Pour Valérie Ch. c’est depuis qu’il maîtrise le feu et l’arme de jet : auparavant il n’était qu’un prédateur astucieux, mais avec le feu et la capacité d’atteindre ses proies à distance il devient un redoutable tueur. Le chasseur-cueilleur paléolithique, qui migre au fil des siècles, au gré des évolutions du climat et des parcours des gibiers, a ainsi massacré sur les territoires où il se manifestait des troupeaux de bêtes « naïves » qui ne le connaissant pas ne se méfiaient pas de lui, des fouilles de lieux de carnage en témoignent ; il a donc été, dès lors, responsable de disparitions d’espèces.
Mais avec l’apparition de l’agriculture et de l’élevage au néolithique il fait bien plus : il modifie plantes et bêtes pour qu’ils servent au mieux ses intérêts, il déboise, il modifie le cours des ruisseaux pour irriguer ses cultures, plus tard il développe les arts du feu, céramique, métallurgie, perfectionnant sans cesse armes et outils, processus encore à l’oeuvre de nos jours avec de vertigineuses accélérations. En outre l’Homme devient un loup pour l’Homme, prédateur de sa propre espèce, au cours de ses conflits territoriaux.
Comment a évolué, des origines à nos jours, le regard de l’Homme sur la Nature ?
« depuis longtemps, dit V.Ch., je regarde les gens regarder la Nature ». Pour elle, ce regard est très différent d’une civilisation à l’autre, en Occident, en Orient, en Afrique…mais il y a une constante : une indifférence généralisée par rapport aux conséquences des activités humaines sur l’environnement. Cette indifférence culmine aujourd’hui avec le refus majoritaire de reconnaître l’importance majeure, inédite, de la crise en cours qui menace toutes les régions du globe et toutes les espèces vivantes, y compris bientôt l’espèce humaine.

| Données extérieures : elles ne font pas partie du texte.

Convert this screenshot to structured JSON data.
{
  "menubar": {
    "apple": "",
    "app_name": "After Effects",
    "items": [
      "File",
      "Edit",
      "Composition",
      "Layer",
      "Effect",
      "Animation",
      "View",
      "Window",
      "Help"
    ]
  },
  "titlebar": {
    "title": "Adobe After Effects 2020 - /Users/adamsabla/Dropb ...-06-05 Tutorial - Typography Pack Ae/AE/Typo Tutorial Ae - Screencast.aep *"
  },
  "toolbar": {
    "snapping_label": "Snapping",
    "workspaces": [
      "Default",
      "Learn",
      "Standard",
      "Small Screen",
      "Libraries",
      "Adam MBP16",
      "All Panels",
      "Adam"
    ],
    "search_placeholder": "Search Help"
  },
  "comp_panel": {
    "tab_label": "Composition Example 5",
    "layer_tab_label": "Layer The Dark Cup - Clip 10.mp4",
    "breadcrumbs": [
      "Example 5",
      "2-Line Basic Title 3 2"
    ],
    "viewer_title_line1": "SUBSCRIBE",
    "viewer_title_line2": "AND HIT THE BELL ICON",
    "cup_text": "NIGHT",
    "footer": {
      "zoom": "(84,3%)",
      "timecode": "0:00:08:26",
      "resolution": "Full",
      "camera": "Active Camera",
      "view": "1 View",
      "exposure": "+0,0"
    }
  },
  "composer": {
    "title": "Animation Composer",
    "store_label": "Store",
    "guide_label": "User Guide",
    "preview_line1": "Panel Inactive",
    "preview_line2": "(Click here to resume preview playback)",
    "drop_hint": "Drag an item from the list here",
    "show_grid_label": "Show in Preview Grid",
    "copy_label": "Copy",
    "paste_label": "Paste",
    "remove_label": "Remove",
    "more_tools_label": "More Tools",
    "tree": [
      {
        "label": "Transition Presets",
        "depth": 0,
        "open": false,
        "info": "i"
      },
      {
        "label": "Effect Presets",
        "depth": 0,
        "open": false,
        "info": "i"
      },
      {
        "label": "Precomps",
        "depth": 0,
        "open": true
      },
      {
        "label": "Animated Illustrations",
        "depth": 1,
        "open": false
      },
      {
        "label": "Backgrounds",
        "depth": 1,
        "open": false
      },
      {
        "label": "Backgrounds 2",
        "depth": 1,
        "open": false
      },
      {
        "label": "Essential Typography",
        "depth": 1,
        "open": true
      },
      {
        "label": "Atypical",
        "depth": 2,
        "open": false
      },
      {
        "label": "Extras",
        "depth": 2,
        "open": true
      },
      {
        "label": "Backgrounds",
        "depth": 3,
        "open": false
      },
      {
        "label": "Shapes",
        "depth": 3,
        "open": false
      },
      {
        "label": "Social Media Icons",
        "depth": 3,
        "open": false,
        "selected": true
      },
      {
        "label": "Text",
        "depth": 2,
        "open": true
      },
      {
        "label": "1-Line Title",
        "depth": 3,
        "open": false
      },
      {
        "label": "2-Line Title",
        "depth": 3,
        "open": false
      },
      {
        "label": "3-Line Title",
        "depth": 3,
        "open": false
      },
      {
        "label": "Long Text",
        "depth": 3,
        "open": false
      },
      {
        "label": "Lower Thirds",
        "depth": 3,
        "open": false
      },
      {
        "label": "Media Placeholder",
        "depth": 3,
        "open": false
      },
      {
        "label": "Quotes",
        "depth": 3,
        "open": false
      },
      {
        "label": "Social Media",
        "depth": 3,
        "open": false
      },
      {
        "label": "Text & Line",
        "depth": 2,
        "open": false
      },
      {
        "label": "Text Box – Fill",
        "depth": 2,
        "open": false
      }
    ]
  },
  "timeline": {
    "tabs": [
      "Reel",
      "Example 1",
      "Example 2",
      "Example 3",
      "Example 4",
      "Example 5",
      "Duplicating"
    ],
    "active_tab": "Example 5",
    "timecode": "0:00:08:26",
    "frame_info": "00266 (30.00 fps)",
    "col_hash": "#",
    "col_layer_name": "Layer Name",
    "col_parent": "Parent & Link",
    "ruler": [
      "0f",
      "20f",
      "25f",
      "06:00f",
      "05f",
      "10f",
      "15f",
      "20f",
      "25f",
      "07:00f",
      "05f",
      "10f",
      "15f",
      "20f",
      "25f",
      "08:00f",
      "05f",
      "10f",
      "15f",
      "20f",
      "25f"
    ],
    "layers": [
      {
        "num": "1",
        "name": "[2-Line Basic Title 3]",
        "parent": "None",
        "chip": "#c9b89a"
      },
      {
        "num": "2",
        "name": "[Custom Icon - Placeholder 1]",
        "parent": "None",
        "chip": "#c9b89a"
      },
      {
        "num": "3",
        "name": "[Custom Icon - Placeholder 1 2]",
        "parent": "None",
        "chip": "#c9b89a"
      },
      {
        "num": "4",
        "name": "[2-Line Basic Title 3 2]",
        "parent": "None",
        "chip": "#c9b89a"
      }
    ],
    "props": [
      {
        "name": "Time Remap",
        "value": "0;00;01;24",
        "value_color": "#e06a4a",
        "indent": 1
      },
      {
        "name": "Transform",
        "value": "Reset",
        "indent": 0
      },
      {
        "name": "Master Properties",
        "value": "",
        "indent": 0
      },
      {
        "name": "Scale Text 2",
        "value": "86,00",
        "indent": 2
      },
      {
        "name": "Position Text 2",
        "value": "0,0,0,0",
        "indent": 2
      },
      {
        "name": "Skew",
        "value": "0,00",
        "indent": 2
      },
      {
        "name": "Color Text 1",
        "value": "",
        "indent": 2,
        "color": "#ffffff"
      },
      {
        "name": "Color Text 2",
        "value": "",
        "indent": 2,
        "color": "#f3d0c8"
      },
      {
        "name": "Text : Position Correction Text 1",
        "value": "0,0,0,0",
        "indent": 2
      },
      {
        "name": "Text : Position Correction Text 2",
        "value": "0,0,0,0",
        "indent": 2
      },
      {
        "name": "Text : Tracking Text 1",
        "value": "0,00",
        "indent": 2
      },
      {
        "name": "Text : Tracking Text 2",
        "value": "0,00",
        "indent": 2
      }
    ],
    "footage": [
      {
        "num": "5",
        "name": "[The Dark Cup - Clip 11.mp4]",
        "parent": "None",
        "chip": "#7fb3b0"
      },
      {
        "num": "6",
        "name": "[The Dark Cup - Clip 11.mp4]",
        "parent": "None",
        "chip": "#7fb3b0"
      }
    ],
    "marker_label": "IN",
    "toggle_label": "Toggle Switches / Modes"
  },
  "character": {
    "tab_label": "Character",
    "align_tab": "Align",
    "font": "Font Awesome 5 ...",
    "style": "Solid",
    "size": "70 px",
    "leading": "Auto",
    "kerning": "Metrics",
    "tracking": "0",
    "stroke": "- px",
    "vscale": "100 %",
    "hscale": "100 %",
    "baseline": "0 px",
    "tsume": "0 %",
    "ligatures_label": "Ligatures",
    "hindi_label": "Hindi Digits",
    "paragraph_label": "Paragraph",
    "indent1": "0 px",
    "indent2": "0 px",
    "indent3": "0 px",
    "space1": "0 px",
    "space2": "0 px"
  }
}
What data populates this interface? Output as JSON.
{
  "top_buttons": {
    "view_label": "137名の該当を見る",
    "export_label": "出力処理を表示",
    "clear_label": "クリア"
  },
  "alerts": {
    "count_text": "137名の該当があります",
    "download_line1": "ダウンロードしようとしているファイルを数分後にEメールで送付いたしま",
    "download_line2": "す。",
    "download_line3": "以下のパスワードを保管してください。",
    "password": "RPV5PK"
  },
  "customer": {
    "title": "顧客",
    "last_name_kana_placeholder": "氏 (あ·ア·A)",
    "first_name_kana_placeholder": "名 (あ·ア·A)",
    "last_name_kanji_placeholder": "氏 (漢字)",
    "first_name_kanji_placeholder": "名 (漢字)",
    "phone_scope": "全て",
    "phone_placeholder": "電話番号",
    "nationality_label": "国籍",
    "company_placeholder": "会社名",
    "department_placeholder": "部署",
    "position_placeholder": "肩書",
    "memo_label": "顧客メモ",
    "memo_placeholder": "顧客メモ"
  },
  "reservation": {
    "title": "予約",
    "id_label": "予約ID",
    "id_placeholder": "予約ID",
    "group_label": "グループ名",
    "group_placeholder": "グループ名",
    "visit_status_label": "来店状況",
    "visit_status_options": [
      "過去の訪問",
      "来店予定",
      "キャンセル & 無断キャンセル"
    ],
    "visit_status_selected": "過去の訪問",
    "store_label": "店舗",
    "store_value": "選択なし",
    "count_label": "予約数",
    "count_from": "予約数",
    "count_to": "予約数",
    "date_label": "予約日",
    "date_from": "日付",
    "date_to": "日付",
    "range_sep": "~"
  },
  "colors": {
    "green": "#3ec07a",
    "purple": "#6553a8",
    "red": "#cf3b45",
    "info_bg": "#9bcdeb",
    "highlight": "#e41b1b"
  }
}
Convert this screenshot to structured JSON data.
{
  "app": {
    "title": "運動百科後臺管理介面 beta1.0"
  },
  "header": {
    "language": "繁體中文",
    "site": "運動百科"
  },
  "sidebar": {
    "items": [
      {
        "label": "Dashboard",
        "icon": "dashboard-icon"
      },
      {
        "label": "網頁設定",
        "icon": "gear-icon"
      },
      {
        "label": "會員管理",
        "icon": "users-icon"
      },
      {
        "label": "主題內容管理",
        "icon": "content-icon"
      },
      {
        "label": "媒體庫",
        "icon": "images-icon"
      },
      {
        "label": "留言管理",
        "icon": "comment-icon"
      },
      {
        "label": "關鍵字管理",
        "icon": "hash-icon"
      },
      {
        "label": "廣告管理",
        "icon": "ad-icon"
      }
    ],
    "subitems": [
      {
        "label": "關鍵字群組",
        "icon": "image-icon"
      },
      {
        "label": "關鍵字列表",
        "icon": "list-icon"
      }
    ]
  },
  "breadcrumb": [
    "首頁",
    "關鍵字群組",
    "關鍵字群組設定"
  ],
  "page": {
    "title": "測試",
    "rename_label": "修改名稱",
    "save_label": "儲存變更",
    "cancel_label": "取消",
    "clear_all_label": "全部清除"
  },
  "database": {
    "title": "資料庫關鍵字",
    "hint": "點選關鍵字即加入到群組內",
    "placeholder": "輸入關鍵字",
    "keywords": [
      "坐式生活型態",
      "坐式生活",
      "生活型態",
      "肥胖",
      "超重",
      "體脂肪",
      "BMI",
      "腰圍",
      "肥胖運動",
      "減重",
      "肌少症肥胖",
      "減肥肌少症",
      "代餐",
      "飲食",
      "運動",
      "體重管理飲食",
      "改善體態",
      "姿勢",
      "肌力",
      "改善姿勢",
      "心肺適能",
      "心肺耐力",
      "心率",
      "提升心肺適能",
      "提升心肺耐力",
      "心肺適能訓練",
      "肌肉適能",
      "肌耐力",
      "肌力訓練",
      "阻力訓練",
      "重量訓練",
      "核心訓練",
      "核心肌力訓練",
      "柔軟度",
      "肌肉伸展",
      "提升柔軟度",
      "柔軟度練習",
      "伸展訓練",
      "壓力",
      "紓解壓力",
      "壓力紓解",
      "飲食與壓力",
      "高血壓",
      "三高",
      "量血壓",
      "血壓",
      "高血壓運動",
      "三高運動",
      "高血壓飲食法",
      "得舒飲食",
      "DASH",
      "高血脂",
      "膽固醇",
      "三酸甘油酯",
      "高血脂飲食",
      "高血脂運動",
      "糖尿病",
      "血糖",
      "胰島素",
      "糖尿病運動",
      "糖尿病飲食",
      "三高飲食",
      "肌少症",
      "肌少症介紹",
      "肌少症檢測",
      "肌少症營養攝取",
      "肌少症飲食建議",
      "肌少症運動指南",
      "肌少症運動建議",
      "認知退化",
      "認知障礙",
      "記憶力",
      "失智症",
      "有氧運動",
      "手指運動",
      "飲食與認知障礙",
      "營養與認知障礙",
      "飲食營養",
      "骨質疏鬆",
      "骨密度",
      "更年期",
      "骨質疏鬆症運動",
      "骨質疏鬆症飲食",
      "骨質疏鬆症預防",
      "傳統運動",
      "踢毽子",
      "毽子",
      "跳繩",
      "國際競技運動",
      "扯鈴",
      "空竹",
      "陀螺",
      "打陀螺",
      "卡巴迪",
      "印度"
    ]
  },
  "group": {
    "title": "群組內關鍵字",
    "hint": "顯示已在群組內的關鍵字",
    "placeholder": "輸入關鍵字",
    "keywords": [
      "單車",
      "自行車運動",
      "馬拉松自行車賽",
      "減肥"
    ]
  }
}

La civilisation occidentale, marquée par les traditions judeo-chrétiennes, a donné le ton en matière de maîtrise de l’Homme sur la nature. Tout était consommable et transformable à volonté, vision sacralisée par la Bible avec l’injonction divine : « croissez et multipliez, emplissez la Terre et soumettez-la ». Or il se trouve que cette civilisation a transmis au monde entier, grâce au développement prométhéen de ses outils, ses modèles économiques, et partiellement éthiques et sociaux. Elle a longtemps véhiculé l’idée que l’homme est destiné à être le maître du monde, à poursuivre l’œuvre créatrice de Dieu, que végétaux et animaux sont là pour le satisfaire…La prise de conscience du fait que nous vivons aujourd’hui un paroxysme qui menace tout le vivant ne date que des années 70 (Club de Rome) et peine à pénétrer l’opinion, préoccupée avant tout de pouvoir d’achat et d’alimentation à bon compte.
Discernez-vous cependant les indices d’une évolution plus favorable ?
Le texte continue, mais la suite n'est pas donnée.